Now consider that in the land of PDF, every word on a page also has a bounding box. And Adobe kindly provides us with a JS method for obtaining the bounding-box coordinates of the Nth word on a page:

getPageNthWordQuads( page, N )

Therefore it's possible to build a function that accepts, as arguments, an Annotation and a page number, and returns an array of all words on that page that intersect the quad space of the annot in question. Such a function looks like this:

function getHighlightedWords( annot, pagenumber ) {
var annotQuads = annot.quads[0];
var highlightedWords = new Array;
// test every word on the page
for (var i = 0; i < getPageNumWords(pagenumber); i++) {
var q = getPageNthWordQuads( pagenumber ,i )[0];
if ( q[1] == annotQuads[1])
if ( q[0] >= annotQuads[0] &&
q[6] <= annotQuads[6] )
highlightedWords.push(getPageNthWord( pagenumber ,i ));
}
return highlightedWords;
}


// Test the function:
// Note that this test assumes there is at least one

// annotation on the current page:
page = this.pageNum; // current page
firstAnnot = getAnnots( page )[0];
words = getHighlightedWords( firstAnnot, page );

We can safely compare quad coords for exact equality thanks to the fact that when Acrobat puts a Highlight annot on a page, it sets the annot's quad location to (exactly) the word's location. There's no "off by .0000001" type of situation to worry about.
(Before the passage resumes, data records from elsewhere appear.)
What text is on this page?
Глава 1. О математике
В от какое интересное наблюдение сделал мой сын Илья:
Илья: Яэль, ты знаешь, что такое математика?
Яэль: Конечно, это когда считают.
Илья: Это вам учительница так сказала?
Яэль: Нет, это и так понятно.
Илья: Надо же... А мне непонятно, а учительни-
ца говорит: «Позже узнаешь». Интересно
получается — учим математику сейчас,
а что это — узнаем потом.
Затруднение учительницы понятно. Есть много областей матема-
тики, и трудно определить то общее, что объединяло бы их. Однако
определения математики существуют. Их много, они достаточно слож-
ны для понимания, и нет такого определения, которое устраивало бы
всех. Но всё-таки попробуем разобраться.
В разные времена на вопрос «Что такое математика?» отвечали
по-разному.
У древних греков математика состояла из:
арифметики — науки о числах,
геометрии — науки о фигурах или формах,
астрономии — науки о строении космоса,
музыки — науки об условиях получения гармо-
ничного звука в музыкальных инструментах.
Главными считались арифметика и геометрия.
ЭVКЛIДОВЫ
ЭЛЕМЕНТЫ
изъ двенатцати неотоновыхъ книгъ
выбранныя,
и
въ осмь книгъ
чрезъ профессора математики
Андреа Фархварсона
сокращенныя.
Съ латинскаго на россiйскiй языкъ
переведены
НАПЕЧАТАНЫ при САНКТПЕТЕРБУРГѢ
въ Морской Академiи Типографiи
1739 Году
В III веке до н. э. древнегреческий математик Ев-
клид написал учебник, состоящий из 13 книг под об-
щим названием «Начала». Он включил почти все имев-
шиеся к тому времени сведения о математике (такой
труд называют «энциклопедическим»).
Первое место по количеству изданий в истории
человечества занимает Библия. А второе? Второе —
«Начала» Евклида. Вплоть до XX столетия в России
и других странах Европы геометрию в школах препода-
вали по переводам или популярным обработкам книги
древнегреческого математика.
Something to be aware of is that functions that return quad lists actually return an array of quads, not a single quad; you're usually interested in item zero of the array. (And recall that a quad is, itself, an array -- of eight numbers.)

I tested the above function in Acrobat 9 using Highlight annotations and (voila!) it seems to work.

Now if Adobe will get busy and add a proper Selection object to its JavaScript API, I can turn off the 40-watt bulbs and hop back on my barstool, and get some real work done.